Ecodur is made from renewable castor oil and potentially recyclable gypsum, a naturally occurring soft rock found in many areas of the US.
After standard preparation to ensure that the original asphalt roofing material and overcoat was dry, clean, free of loose material and overly large cracks, Ecodur 201M had been manually applied to an average depth of 30 mils. With the seams considered to be a particular area for vulnerability for water incursion, up to 50 mils of Ecodur was applied in places.
Ecodur has excellent ability to seep into crevices and any reinforcing material such as fiberglass or geotechnical membrane, making a strong 100% weatherproof seal.
The Ecodur was then over coated with 50 mils of a standard reflective and flexible acrylic cool roof paint. Ecodur is an ideal primer when used with other reflective top coat paints such as silicones and, as in this case, an acrylic, as it allows the topcoats to attain their own maximum adhesion.
October, 2018 Inspection
The entire roof was given a careful examination. The inspection was to see whether there was any physical damage along the seams, the general state of the coating, and, of particular concern, had there been any bleed-through from the asphalt substrate.
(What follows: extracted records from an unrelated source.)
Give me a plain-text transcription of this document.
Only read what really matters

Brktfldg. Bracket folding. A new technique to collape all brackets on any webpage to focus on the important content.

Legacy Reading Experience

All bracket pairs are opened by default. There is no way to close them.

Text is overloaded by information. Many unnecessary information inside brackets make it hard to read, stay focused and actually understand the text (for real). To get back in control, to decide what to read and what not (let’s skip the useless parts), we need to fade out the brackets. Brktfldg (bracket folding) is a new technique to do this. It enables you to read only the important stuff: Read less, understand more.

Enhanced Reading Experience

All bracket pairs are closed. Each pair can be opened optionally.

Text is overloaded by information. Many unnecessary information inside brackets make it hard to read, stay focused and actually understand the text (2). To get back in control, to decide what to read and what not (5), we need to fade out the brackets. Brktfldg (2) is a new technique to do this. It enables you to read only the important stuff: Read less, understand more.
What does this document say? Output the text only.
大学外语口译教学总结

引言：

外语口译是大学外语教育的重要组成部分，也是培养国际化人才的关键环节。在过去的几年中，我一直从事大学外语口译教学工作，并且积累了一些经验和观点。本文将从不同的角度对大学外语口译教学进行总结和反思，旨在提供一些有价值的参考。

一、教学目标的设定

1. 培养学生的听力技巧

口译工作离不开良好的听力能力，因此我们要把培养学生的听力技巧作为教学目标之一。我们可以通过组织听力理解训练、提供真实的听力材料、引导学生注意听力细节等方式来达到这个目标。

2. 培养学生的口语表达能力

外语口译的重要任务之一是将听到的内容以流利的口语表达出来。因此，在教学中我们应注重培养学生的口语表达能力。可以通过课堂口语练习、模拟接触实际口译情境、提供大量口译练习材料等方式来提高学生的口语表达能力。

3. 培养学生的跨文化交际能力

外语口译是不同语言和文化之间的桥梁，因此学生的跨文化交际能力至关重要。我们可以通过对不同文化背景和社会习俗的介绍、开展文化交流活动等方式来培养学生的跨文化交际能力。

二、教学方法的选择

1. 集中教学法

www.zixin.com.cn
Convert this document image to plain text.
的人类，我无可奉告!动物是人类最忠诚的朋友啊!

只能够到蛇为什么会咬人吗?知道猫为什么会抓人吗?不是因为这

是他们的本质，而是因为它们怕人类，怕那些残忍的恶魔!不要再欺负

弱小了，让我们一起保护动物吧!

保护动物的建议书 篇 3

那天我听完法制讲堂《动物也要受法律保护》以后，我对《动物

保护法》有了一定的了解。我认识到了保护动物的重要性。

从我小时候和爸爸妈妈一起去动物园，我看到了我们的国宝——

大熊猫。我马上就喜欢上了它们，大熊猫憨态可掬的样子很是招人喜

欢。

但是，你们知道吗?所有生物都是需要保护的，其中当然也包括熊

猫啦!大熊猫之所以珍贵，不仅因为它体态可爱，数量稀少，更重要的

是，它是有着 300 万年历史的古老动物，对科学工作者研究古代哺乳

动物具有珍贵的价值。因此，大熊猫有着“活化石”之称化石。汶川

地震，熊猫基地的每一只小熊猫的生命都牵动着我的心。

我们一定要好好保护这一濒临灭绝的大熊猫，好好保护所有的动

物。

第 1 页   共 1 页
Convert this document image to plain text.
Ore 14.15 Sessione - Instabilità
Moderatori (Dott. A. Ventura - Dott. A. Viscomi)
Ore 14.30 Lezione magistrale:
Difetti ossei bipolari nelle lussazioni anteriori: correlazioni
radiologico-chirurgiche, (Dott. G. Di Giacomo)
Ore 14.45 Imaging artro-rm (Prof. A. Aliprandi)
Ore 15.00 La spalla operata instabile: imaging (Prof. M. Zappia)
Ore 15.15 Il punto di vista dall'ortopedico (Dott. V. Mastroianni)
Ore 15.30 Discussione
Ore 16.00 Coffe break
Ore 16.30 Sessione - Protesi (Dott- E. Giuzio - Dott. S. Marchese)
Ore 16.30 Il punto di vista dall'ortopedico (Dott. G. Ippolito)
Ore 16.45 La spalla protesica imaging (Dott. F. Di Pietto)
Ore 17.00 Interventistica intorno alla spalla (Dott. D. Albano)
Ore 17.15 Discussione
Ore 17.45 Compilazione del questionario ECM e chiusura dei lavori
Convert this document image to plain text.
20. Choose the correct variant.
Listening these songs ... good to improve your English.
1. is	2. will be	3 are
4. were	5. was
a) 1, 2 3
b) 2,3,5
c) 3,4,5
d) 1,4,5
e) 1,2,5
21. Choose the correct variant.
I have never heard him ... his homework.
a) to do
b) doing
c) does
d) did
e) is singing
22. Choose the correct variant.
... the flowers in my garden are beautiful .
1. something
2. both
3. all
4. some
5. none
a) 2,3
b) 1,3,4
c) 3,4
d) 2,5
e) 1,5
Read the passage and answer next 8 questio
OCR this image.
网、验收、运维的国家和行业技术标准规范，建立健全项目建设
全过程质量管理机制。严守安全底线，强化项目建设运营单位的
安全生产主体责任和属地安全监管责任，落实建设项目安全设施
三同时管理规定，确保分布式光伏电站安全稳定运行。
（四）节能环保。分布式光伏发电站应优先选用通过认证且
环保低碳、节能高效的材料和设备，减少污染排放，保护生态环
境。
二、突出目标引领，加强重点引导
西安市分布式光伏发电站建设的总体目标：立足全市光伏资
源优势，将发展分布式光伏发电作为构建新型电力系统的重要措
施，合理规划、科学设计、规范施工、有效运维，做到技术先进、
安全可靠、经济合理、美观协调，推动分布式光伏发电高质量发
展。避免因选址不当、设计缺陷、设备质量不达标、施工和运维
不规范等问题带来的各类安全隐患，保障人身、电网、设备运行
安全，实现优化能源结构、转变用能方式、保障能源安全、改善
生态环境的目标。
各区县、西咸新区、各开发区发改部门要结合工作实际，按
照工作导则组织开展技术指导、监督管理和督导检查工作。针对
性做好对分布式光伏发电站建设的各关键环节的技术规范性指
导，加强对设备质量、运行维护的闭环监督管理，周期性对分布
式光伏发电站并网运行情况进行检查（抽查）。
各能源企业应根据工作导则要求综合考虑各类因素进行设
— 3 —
The general condition and integrity of the Ecodur was found to be satisfactory with no bleed through. Minor and barely visible discoloration was in two low spots where rainfall pooling had captured airborne dust, which, on drying, was left behind. A simple wipe, in test places, removed the dust and showed there was no permanent discoloration and the original surface was, as anticipated, after over two years of strong climate exposure.
Additionally, there was minor and highly localized discoloration by air vents and also where work had been carried out on a weather-damaged air conditioner.
Castagra CEO, Peter Roosen, commented “We have known for a long time from previous adhesion tests that Ecodur was highly compatible with acrylics and silicones, but now real world application has shown our coating is 100% effective as a bleed blocker on an asphalt coated roof with an acrylic top coat in one of the harshest climates in the nation.
“It can be said that Phoenix is possibly one of the very best places to prove out the overall performance of roof coatings and especially those that claim to be bleed-blockers. In that regard, Ecodur is outstanding for those wishing to have high-performance cool roofs that last and don’t discolor through asphalt incursion.”